Concurrency (并发)
Quote
Concurrency is about dealing with lots of things at once, but parallelism is about doing lots of things at once.
- A way to run multiple Thread or Process (进程) at the same time, instead of running one thread or process after another thread or process is done
- We can achieve concurrency with multiple CPU Core, this is also known as Parallelism (并行性). We can also achieve concurrency with a single CPU core by performing Context Switch
Maximise CPU utilisation + better user experience
CPU is idle when the process and thread are performing non CPU-bounded tasks like reading and writing to IO Device and waiting a result from a remote Server etc. By performing context switch, we can let another process or thread to use CPU to complete its computation. Parallelism allows us to run multiple threads of processes at the same, if we have 4 CPU cores, it means we can have 4 processes/threads consuming the CPU at the same time.
The above describes about how concurrency helps with CPU utilisation. Concurrency also ensures users feel everything is running at the same like browsing the web and playing music at the same time.
Parallelism (并行)
- A subset of Concurrency (并发), Process (进程) and Thread run on their own CPU Core.

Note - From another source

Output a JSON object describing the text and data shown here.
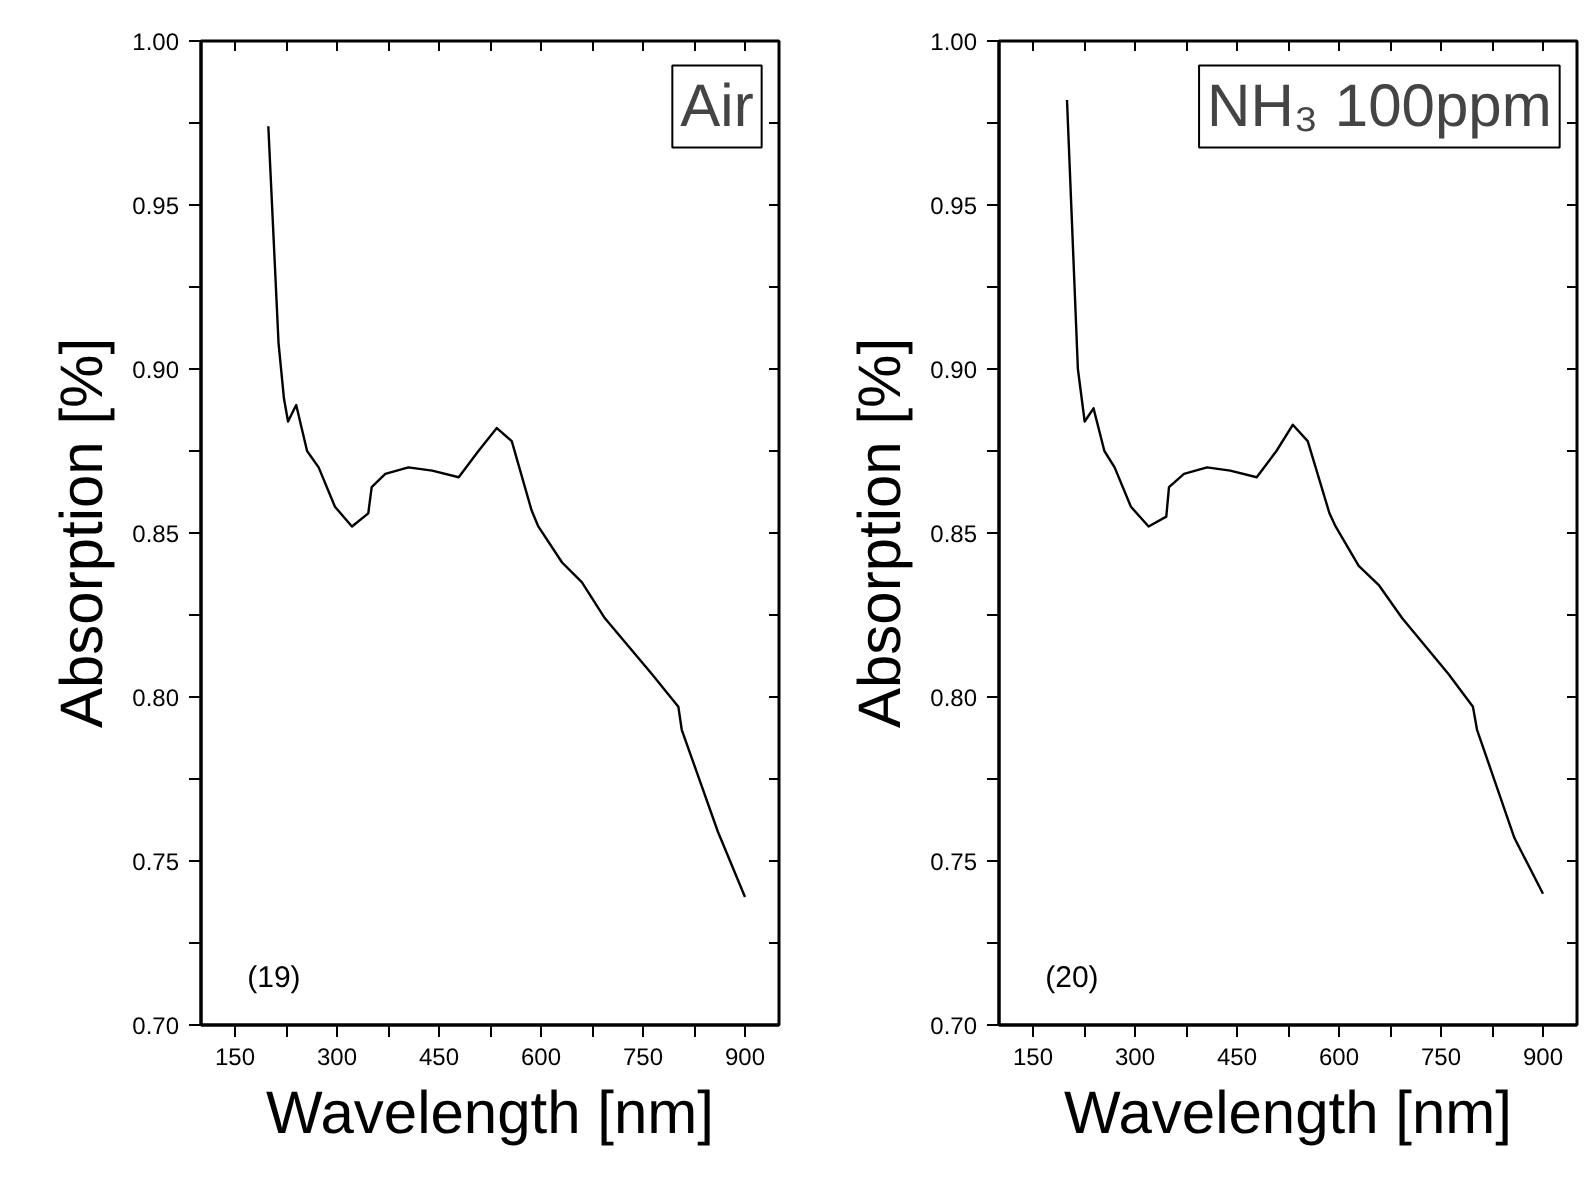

This is the true processing of multiple tasks at the same time, not an illusion created by quick Context Switch
Data Parallelism
- Divide the data into smaller subsets and distribute them across different CPU cores
Important
This approach yields great performance when the operation on each subset of data is independent of the others, as each subset forms an independent subproblem.
Dividing data into 4 subsets and running them on 4 cores doesn’t yield 4 times the performance due to several factors. Overheads from task distribution, synchronisation. Amdahl’s Law limits speedup based on the proportion of sequential work, while shared memory bandwidth and cache misses can bottleneck performance. Additionally, imbalanced workloads and communication overhead further hinder scalability.
Task Parallelism
- Distribute tasks (or Thread) across multiple CPU cores. Each thread performs a unique operation
Important
Different threads may operate on the same data, in which case Synchronisation (同步) may be needed.
If different threads operate on different data, synchronisation is not needed.
Multi-tasking
- An extension of Multi-programming. The ability for Kernel to execute multiple tasks at the same time by giving each Process (进程) a very small Time Slice, achieving Concurrency (并发). Focusing on improving user experience
- The above animation shows only one CPU, but multi-tasking can also be implemented on multiple CPU Core to achieve Parallelism (并行性)
VS Time-sharing?
In Time-Sharing, we have multi-users instead of multi-tasks. Multi-tasking focuses on the tasks, and the tasks can be from different users. So in that sense, multi-tasking is a superset of time-sharing.
Time-Sharing
- A implementation of Concurrency (并发) and a specific implementation of Multi-tasking when CPU is shared by multiple users at the same time, achieved with quick Context Switch. This allow multiple users to run jobs on the same computer at the same time
- All Time-sharing systems are Multi-programming systems
Info
The first time-sharing machine is invented at MIT in the early 1960s, machines before it are all Batch System.
Multics - Wikipedia was one of the first time-sharing OS which inspires the creation of Unix.